Updated: Jan 5, 2025

Note: You can access the repo here.

Depression among college students is a significant and growing concern. According to the Healthy Minds Study (2022), 44% of college students report symptoms of depression, reflecting a steady rise in mental health challenges over the past decade. The National College Health Assessment (2023) further reveals that 30% of students seriously consider seeking help, underscoring the need for timely intervention.


prediction demo video

Task

My objective was to develop a machine-learning model capable of predicting the likelihood of depression among college students. This involved analyzing various factors such as academic performance, social interactions, and lifestyle habits to identify key predictors of depression.

Action

  1. Data Collection and Preprocessing:

    • The dataset used in this analysis was obtained from Kaggle.

    • Addressed missing values and normalized data to ensure consistency and accuracy.

  2. Exploratory Data Analysis (EDA):

    • Conducted exploratory analyses to identify correlations between potential predictors and depression symptoms.
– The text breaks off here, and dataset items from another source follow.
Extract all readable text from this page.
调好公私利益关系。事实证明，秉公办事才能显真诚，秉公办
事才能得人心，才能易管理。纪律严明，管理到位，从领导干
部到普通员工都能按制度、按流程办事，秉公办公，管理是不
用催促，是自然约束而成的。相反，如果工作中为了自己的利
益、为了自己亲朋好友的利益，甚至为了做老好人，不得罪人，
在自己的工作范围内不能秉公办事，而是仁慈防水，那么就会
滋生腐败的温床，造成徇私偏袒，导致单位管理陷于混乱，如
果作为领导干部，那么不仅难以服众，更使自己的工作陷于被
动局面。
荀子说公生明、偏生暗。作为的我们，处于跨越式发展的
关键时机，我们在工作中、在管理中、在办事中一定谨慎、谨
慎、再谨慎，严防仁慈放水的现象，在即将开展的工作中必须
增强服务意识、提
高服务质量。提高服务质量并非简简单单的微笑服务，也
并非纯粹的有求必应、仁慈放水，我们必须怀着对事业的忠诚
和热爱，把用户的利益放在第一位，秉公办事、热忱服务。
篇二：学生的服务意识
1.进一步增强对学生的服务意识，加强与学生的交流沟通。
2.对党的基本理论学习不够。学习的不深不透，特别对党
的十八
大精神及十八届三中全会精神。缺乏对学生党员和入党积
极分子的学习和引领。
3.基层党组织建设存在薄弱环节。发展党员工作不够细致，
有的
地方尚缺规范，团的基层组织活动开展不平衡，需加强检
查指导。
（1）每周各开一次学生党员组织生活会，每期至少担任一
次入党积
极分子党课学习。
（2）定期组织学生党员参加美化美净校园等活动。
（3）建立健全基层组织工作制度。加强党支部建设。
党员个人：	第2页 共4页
    Features Correlation with Depression
    Features Correlation with Depression
    • Visualized data distributions and relationships to inform feature selection.



  3. Feature Engineering:

    • Selected relevant features such as Age, CGPA, academic pressure, study satisfaction, and others.

  4. Model Development:

    • Tested various machine learning algorithms, including logistic regression, random forest, decision tree, and XGBoost.

    • Performed hyperparameter tuning to optimize model performance.


Turning Random Forest max_depth value
Turning Random Forest max_depth value

5. Model Evaluation:

  • Assessed models using metrics such as accuracy, precision, recall, and F1-score.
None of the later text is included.